I
Introduction
Nous sommes en 1901, à la veille du premier recensement réalisé pour le Canada au XXe siècle. Le gouvernement fédéral vient de distribuer à ses fonctionnaires chargés de sonder la nation un ensemble bien ordonné et succinct d’instructions dont voici un extrait : [TRADUCTION] « Les différentes races humaines doivent être désignées au moyen des lettres suivantes : “b” pour Blanc, “r” pour Rouge, “n” pour Noir et “j” pour Jaune. » Il manquait la couleur brune, qui était parfois associée à la race, mais qui aurait pu semer la confusion entre les différentes catégories puisqu’il y avait déjà une race désignée par un « b ». Ce qui ressort clairement de ces instructions, c’est que la couleur et la race, deux conceptions jumelles, étaient indissociablement liées.
Advenant que les recenseurs fussent incapables d’établir immédiatement les distinctions de couleur lors de leurs démarches de porte à porte, ils devaient suivre les instructions que voici :
[TRADUCTION] Les Blancs sont, bien entendu, les gens de la race caucasienne, tandis que les Rouges désignent les Amérindiens, les Noirs désignent les Africains ou les Nègres et les Jaunes sont les Mongols (Japonais et Chinois).
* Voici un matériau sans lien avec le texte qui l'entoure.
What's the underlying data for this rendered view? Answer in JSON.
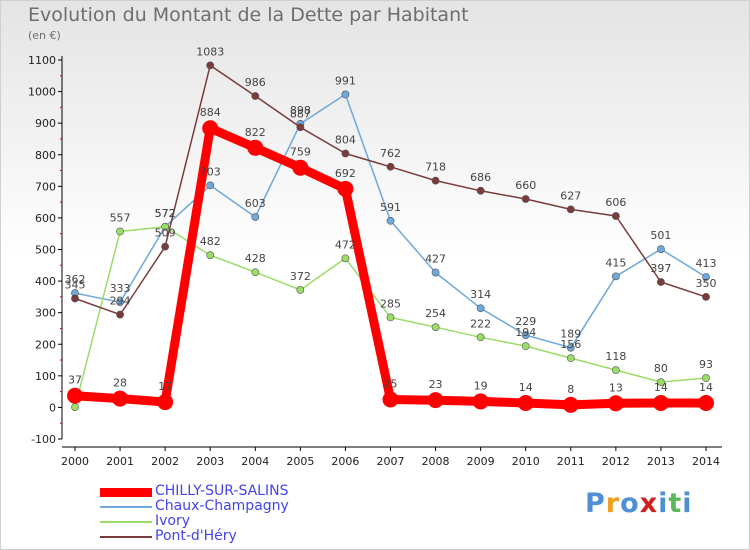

Cependant, seuls les Blancs de race pure seront classés dans la catégorie des Blancs ; les enfants issus d’un mariage entre un Blanc et toute personne d’une autre race seront classés comme des Rouges, des Noirs ou des Jaunes, selon le cas, et ce, peu importe l’intensité de la couleur de leur teint de peau1.
Blanc, Rouge, Noir et Jaune. Bien entendu. La locution prépositive est curieusement placée juste après les trois premiers mots d’ouverture. Faut-il donc en déduire que la race est universellement identifiée par la couleur ? Hormis pour ceux qui ont franchi la barrière des couleurs et seront appelés à recevoir une identification raciale déterminée « selon le cas » ? Que la couleur est un état irrévocable, sauf lorsqu’il est question de « pureté » et d’ « intensité » ? Qu’une touche de couleur autre que le blanc immaculé « teinte » le classement par la couleur au-delà de toute discussion ? La préséance accordée à la race blanche se manifeste de multiples manières à l’époque et ressort clairement de l’ordre de ces listes où la race blanche occupe la première place. On reconnaît en outre cette prédominance à l’emploi de l’adjectif « pure », dans la mesure où il est uniquement réservé à la race blanche. Les couleurs « rouge », « noire » et « jaune » désignent non seulement leurs pigmentations intrinsèques, mais englobent également toutes les variantes découlant de ces tons de peau.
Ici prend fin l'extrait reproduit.